No primeiro dia da formação, antes de entrar na sala, perguntei à Dra. Natalina Santos, enquanto coordenadora do Gabinete de Educação Artística e, participante nesta acção de formação, que sendo o grupo-alvo na sua maioria professores e animadores de projectos artísticos nas escolas, se não deveria encaminhar os objectivos da mesma, tendo como base a aplicação de exercícios e desenvolvimento de competências pedagógicas e artísticas através da Expressão Dramática. Nessa altura, desconhecia por completo, a excelente estrutura de apoio que está montada e disponível a esses técnicos de Educação Artística. A resposta da então formanda, foi de imediato, com conhecimento de causa: Não, não. Dê-nos teatro! A gente quer teatro!Assim que reuni com os 19 formandos para as respectivas apresentações, vi no olhar daquelas pessoas, uma enorme disponibilidade para a aprendizagem. Diáriamente o aquecimento era realizado em círculo, como meninos (as) que se sentam numa roda, disponíveis para ouvirem ou contarem uma história. No sentido concreto e não transcendental de acções no teatro. É, no teatro vê-se tudo. Não dá para enganar. Isto não é só experiência. É também ciência comprovada.
E assim foi até ao fim. Todos diferentes, todos iguais.

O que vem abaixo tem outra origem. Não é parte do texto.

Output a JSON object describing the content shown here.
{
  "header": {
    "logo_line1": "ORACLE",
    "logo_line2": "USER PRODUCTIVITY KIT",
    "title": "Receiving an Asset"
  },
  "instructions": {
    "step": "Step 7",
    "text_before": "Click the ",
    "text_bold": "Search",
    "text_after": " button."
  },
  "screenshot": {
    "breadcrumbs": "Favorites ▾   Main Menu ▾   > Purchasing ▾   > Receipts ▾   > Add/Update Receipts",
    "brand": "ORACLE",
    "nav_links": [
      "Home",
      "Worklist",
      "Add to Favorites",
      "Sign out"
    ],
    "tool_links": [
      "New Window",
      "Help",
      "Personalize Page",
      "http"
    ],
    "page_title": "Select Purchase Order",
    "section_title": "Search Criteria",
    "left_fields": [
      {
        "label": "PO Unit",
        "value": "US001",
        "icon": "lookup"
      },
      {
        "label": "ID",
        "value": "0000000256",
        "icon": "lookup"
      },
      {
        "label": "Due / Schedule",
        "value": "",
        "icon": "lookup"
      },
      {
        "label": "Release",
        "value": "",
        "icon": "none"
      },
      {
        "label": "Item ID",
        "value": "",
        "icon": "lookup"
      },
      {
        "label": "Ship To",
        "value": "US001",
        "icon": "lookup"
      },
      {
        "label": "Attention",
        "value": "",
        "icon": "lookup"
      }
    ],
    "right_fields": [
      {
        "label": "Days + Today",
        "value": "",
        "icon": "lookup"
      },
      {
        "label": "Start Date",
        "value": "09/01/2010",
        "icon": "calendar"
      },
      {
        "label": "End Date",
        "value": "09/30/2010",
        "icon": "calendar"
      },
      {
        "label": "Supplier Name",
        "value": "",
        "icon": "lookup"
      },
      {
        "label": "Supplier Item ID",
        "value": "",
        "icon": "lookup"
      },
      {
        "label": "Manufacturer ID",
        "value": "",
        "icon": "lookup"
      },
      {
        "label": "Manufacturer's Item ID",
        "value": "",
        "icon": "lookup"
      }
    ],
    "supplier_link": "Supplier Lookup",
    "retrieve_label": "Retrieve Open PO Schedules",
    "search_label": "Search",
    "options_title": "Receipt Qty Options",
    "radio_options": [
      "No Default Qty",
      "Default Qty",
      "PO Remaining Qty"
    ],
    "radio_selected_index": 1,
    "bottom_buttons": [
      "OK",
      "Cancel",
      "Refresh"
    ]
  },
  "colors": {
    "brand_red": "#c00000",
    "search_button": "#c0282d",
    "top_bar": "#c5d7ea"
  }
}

Uns mais disponíveis. Outros com as suas defesas. Uns com a ingenuidade de uma criança. Outros recheados de fugas e truques que vamos adquirindo inconscientemente durante a vida. Também no teatro. Aquilo a que chamamos de máscaras sociais.
As sessões foram iniciadas sempre em círculo. Curiosamente, também senti que na Madeira, circular para além de obrigatório, é saudável. Desde do acolhimento por parte das pessoas, à dinâmica que envolve aquele gabinete de Educação Artística até à disponibilidade para a aprendizagem de exercícios, circular, foi a base da formação. Simplesmente olhar uns para os outros. Um outro exemplo disso mesmo foi o exercício de integração - Axé- Axé.Ninguém foi obrigado a nada. Foram todos solicitados. No teatro, ao contrário da vida, somos convidados a parar. Ou seja, a estarmos ali inteiros e indefesos. Isso leva-nos muitas vezes, à insegurança. À falta de concentração, à fuga suprema de nós - tentando por múltiplas vias criativas e expressivas, “querer fazer tudo bem” ou querer “conseguir” dar uma imagem de sucesso aos outros, esquecendo que é precisamente nestas situações que ficamos presos a uma imagem nossa sem (re)criação artística. Eu julgo que sentiram e aprenderam isso. Conversámos e, sentimos todos a necessidade de mais tempo para reflexões pedagógicas.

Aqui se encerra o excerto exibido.